I follow the steps my frontal cortex recites.

Limp.

Muscles loosen, body collapses, mind drifts then accelerates. Accelerates in every direction outward in an ever-expanding vastness I can’t make sense of, have no choice but to surrender to. Awareness accelerates and expands, loses the room, the two beside me. Leaves behind body. At first it’s terrifying, then the definition of fear is lost with the rest of consciousness. But my mental grip is tight, it pulls me back in waves. Like the ocean onto shore, quickly pulled to shallow then slowly retreating to endless depth. Mental grip keeps pulling me back, sensation floods body in a foggy awareness of its existence. Awareness scans face and muscles, checks in on what they’re doing, remembers who’s watching. It clenches a reaction I long to release. The new higher self craves to stretch pull twist facial muscles, they feel stiff and cold from underuse. Mouth wants to open wide, lips expand, tongue hang loose, saliva spill, cheeks squeeze, eyes widen, throat scream. I lay in a tight limp, mental grip clenches physical reaction under the surface. Under the surface, a flowing spiraling chaos continues to propel awareness away from reality. My mind looks for something to hold onto, a thought to make sense of, a familiar neural firing to define. Spirals shake grip from catching anything solid, sends awareness plummeting in all directions. It’s such a hypnotic unfamiliar feeling. Incessant linear thoughts are forced to smooth into a disconnected fluidity of boundless perception.
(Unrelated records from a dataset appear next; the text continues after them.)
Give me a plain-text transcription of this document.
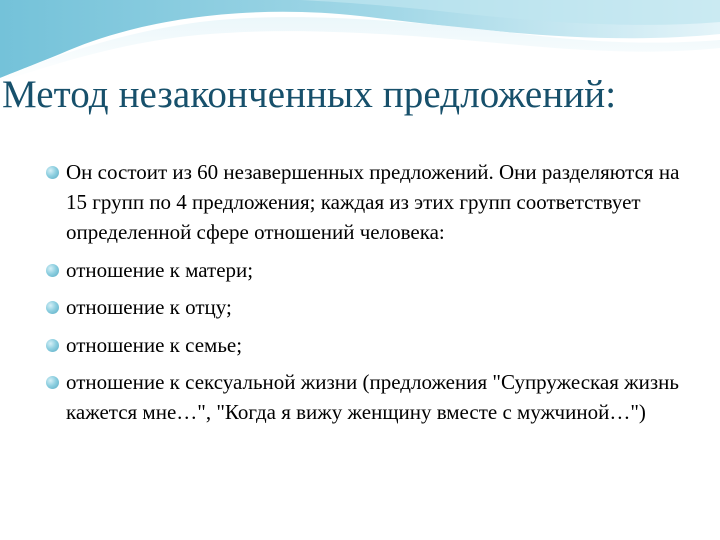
Метод незаконченных предложений:
Он состоит из 60 незавершенных предложений. Они разделяются на 15 групп по 4 предложения; каждая из этих групп соответствует определенной сфере отношений человека:
отношение к матери;
отношение к отцу;
отношение к семье;
отношение к сексуальной жизни (предложения "Супружеская жизнь кажется мне…", "Когда я вижу женщину вместе с мужчиной…")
The peak wanes, I ease back to the room to body to the two watching. I trust body to move now, I turn and curl. Eyes stay closed, observing the last drips of the experience. I feel the two sitting watching waiting. Like an audience anticipating the conclusion following the climax. The spirals slow, linear thoughts return. I weave memory to make sense of what happened, to attach words I can share with the four eagerly waiting ears. I don’t find words, only resultant emotions. A confusing mixture of shock, awe, calm, craving, disappointment. A disappointment both in a fulfilled expectation of familiar gripping and in an unfulfilled hope for answers. A craving for more to find them.